The contrast with the VA is stark. The agency's funding has more than doubled since 2003, but so has its caseload of veterans with the greatest levels of disability -- so-called Priority 1 patients. In fact, after adjusting for inflation, spending per Priority 1 patient fell from 2009 to 2012, when it was lower than in 2004. It also has a shortage of doctors, which is probably related to below-average pay.
(An agreement between Senators Bernie Sanders of Vermont and John McCain of Arizona would increase that funding, though it isn't yet clear by how much, or whether the proposal will become law.)
Another difference between the VA and the Cleveland Clinic is the type of patients it serves. The single largest group of VA patients is those known as Priority 5 -- veterans with no service-related conditions, but who qualify for VA care based on low income or are "catastrophically disabled." That group made up one-quarter of VA patients in 2012. The Cleveland Clinic, by contrast, serves some low-income patients through Medicaid and charity care, but that's not its focus; it had patients last year from more than 130 countries. It's a destination for people who can afford to go anywhere.
So the ideal person to run the VA is probably somebody who's comfortable operating under significant revenue constraints; somebody who's used to dealing with a patient population with high rates of poverty, chronic conditions, mental illness and substance abuse; and most important, somebody with experience managing a huge and far-flung health-care system with facilities across the country. Where would the administration find such a person?
A good start might be the nation's largest hospital systems, whose administrative and financial burdens look a lot like the VA's. Take, for example, Community Health Systems Inc., which runs 135 hospitals in 29 states, or the HCA, with 165 hospitals in 20 states.
What those companies are good at is precisely what the VA has to do better: Managing sprawling networks of hospitals, doctors and staff, on tight budgets, with large populations of poor patients, while meeting high expectations. Unlike the Cleveland Clinic, their primary goal isn't innovative care; it's keeping the vast machinery running properly.

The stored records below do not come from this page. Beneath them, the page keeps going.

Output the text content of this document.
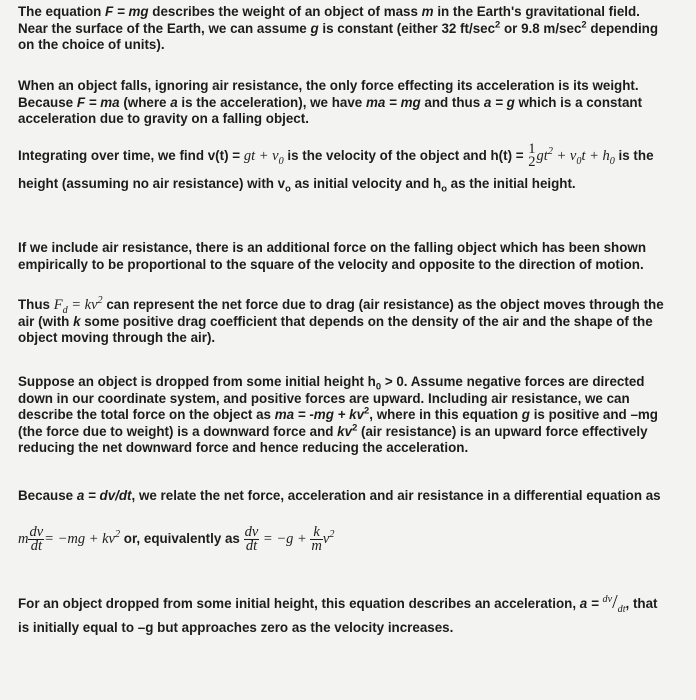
The equation F = mg describes the weight of an object of mass m in the Earth's gravitational field. Near the surface of the Earth, we can assume g is constant (either 32 $ft/\sec^2$ or 9.8 $m/\sec^2$ depending on the choice of units).

When an object falls, ignoring air resistance, the only force effecting its acceleration is its weight. Because F = ma (where a is the acceleration), we have ma = mg and thus a = g which is a constant acceleration due to gravity on a falling object.

Integrating over time, we find v(t) = gt + $v_0$ is the velocity of the object and h(t) = 1
2 $gt^2 + v_0t + h_0$ is the height (assuming no air resistance) with $v_o$ as initial velocity and $h_o$ as the initial height.

If we include air resistance, there is an additional force on the falling object which has been shown empirically to be proportional to the square of the velocity and opposite to the direction of motion.

Thus $F_d = kv^2$ can represent the net force due to drag (air resistance) as the object moves through the air (with k some positive drag coefficient that depends on the density of the air and the shape of the object moving through the air).

Suppose an object is dropped from some initial height $h_0 > 0$. Assume negative forces are directed down in our coordinate system, and positive forces are upward. Including air resistance, we can describe the total force on the object as ma = $-mg + kv^2$, where in this equation g is positive and –mg (the force due to weight) is a downward force and $kv^2$ (air resistance) is an upward force effectively reducing the net downward force and hence reducing the acceleration.

Because a = dv/dt, we relate the net force, acceleration and air resistance in a differential equation as

m $\frac{dv}{dt} = -mg + kv^2$ or, equivalently as $\frac{dv}{dt} = -g + \frac{k}{m} v^2$

For an object dropped from some initial height, this equation describes an acceleration, $a = ^{dv}/_{dt}$, that is initially equal to –g but approaches zero as the velocity increases.
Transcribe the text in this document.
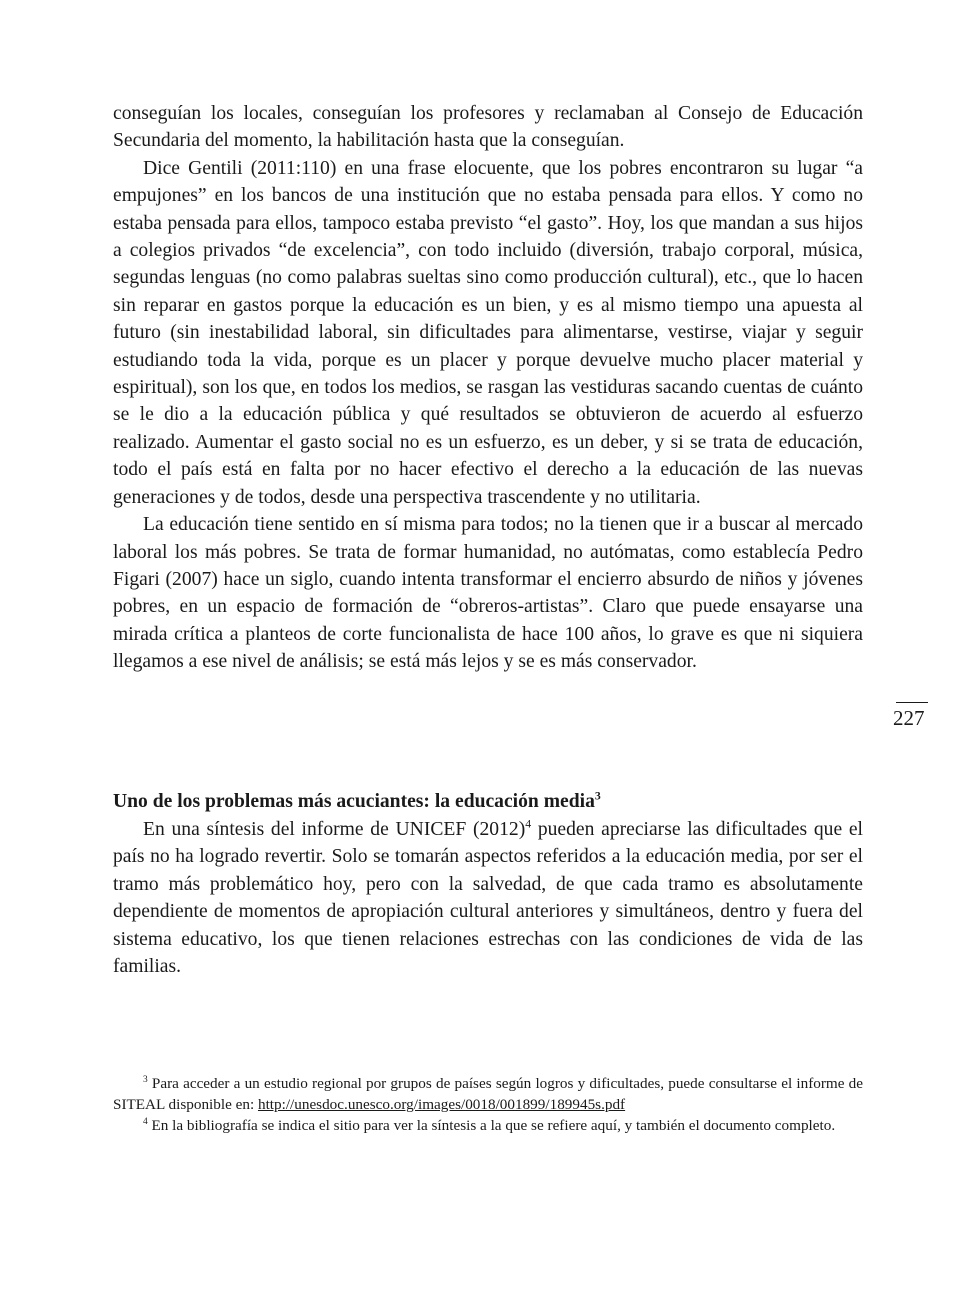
conseguían los locales, conseguían los profesores y reclamaban al Consejo de Educación Secundaria del momento, la habilitación hasta que la conseguían.

Dice Gentili (2011:110) en una frase elocuente, que los pobres encontraron su lugar “a empujones” en los bancos de una institución que no estaba pensada para ellos. Y como no estaba pensada para ellos, tampoco estaba previsto “el gasto”. Hoy, los que mandan a sus hijos a colegios privados “de excelencia”, con todo incluido (diversión, trabajo corporal, música, segundas lenguas (no como palabras sueltas sino como producción cultural), etc., que lo hacen sin reparar en gastos porque la educación es un bien, y es al mismo tiempo una apuesta al futuro (sin inestabilidad laboral, sin dificultades para alimentarse, vestirse, viajar y seguir estudiando toda la vida, porque es un placer y porque devuelve mucho placer material y espiritual), son los que, en todos los medios, se rasgan las vestiduras sacando cuentas de cuánto se le dio a la educación pública y qué resultados se obtuvieron de acuerdo al esfuerzo realizado. Aumentar el gasto social no es un esfuerzo, es un deber, y si se trata de educación, todo el país está en falta por no hacer efectivo el derecho a la educación de las nuevas generaciones y de todos, desde una perspectiva trascendente y no utilitaria.

La educación tiene sentido en sí misma para todos; no la tienen que ir a buscar al mercado laboral los más pobres. Se trata de formar humanidad, no autómatas, como establecía Pedro Figari (2007) hace un siglo, cuando intenta transformar el encierro absurdo de niños y jóvenes pobres, en un espacio de formación de “obreros-artistas”. Claro que puede ensayarse una mirada crítica a planteos de corte funcionalista de hace 100 años, lo grave es que ni siquiera llegamos a ese nivel de análisis; se está más lejos y se es más conservador.

Uno de los problemas más acuciantes: la educación media$^3$

En una síntesis del informe de UNICEF $(2012)^4$ pueden apreciarse las dificultades que el país no ha logrado revertir. Solo se tomarán aspectos referidos a la educación media, por ser el tramo más problemático hoy, pero con la salvedad, de que cada tramo es absolutamente dependiente de momentos de apropiación cultural anteriores y simultáneos, dentro y fuera del sistema educativo, los que tienen relaciones estrechas con las condiciones de vida de las familias.

$^3$ Para acceder a un estudio regional por grupos de países según logros y dificultades, puede consultarse el informe de SITEAL disponible en: http://unesdoc.unesco.org/images/0018/001899/189945s.pdf

$^4$ En la bibliografía se indica el sitio para ver la síntesis a la que se refiere aquí, y también el documento completo.

227
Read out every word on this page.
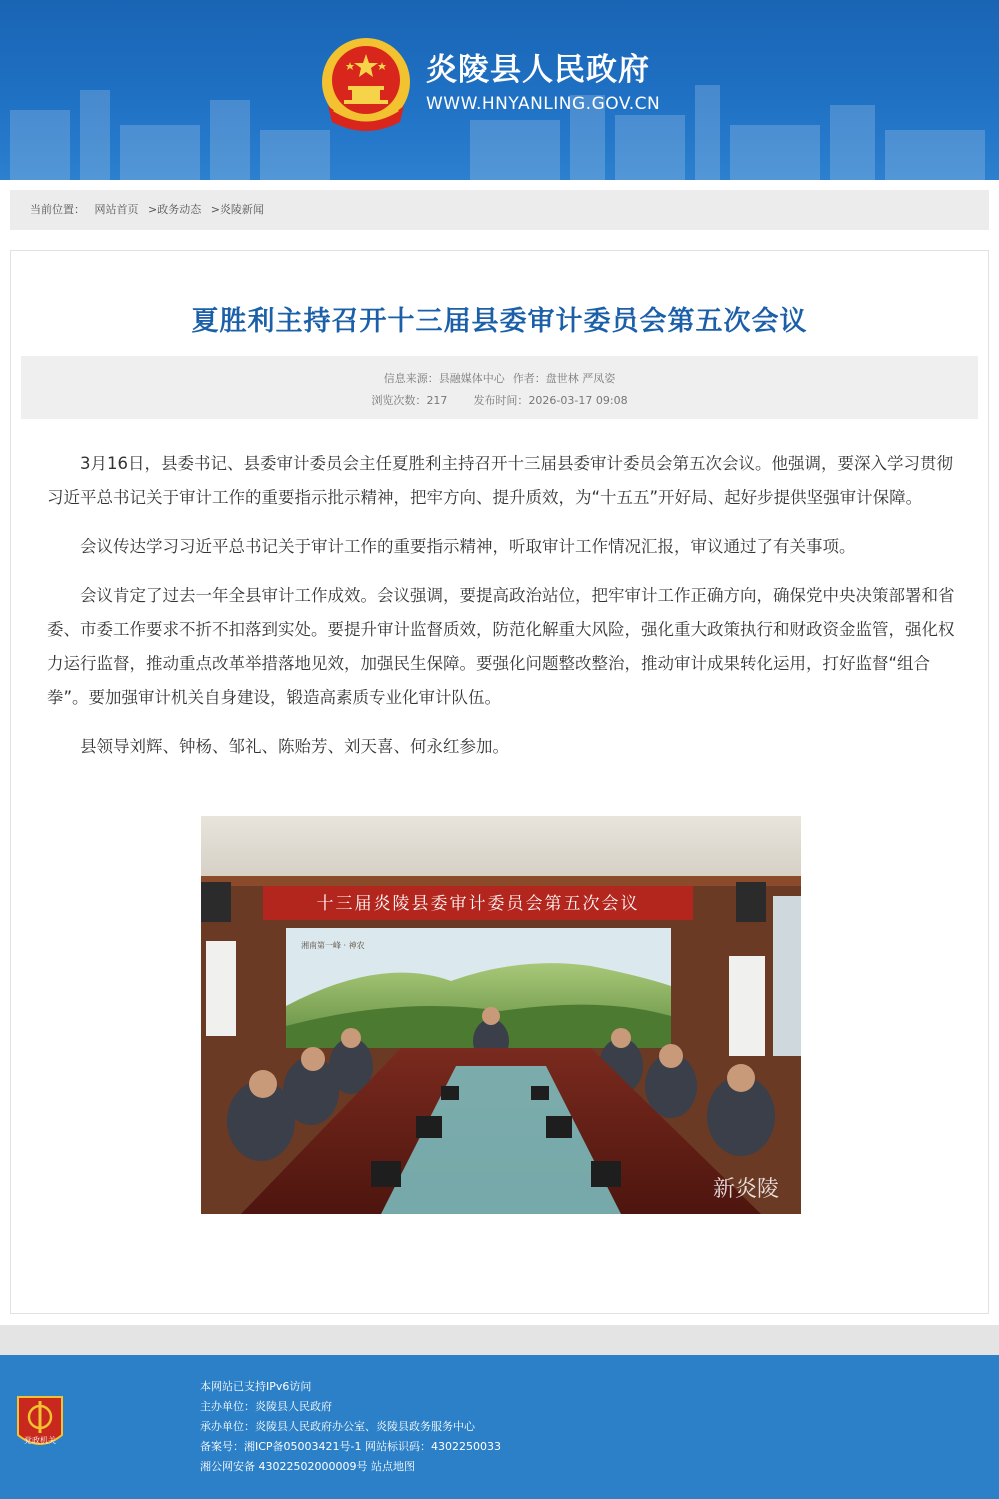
炎陵县人民政府
WWW.HNYANLING.GOV.CN
当前位置： 网站首页 >政务动态 >炎陵新闻
夏胜利主持召开十三届县委审计委员会第五次会议
信息来源：县融媒体中心 作者：盘世林 严凤姿
浏览次数：217 发布时间：2026-03-17 09:08

3月16日，县委书记、县委审计委员会主任夏胜利主持召开十三届县委审计委员会第五次会议。他强调，要深入学习贯彻习近平总书记关于审计工作的重要指示批示精神，把牢方向、提升质效，为“十五五”开好局、起好步提供坚强审计保障。

会议传达学习习近平总书记关于审计工作的重要指示精神，听取审计工作情况汇报，审议通过了有关事项。

会议肯定了过去一年全县审计工作成效。会议强调，要提高政治站位，把牢审计工作正确方向，确保党中央决策部署和省委、市委工作要求不折不扣落到实处。要提升审计监督质效，防范化解重大风险，强化重大政策执行和财政资金监管，强化权力运行监督，推动重点改革举措落地见效，加强民生保障。要强化问题整改整治，推动审计成果转化运用，打好监督“组合拳”。要加强审计机关自身建设，锻造高素质专业化审计队伍。

县领导刘辉、钟杨、邹礼、陈贻芳、刘天喜、何永红参加。

十三届炎陵县委审计委员会第五次会议
湘南第一峰 · 神农
新炎陵
党政机关
本网站已支持IPv6访问
主办单位：炎陵县人民政府
承办单位：炎陵县人民政府办公室、炎陵县政务服务中心
备案号：湘ICP备05003421号-1 网站标识码：4302250033
湘公网安备 43022502000009号 站点地图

Of course, recruiting the head of a for-profit company may strike some as inviting a culture clash. And for-profit hospitals haven't always been run by choirboys, especially in the case of HCA. But as the past few weeks have amply demonstrated, the VA could probably use a dose of business culture -- not just in terms of efficiently managing large numbers of staff, but acting as though patient satisfaction matters.
There's no reason to think that Cosgrove couldn't do all of these things. But whoever gets the nod to run the VA will need to figure out what sent the agency so far off track in the first place, and fix it with less money than seems necessary -- something that will be true even if the Sanders-McCain proposal takes off. That takes more than a good leader. It takes a bureaucratic ninja.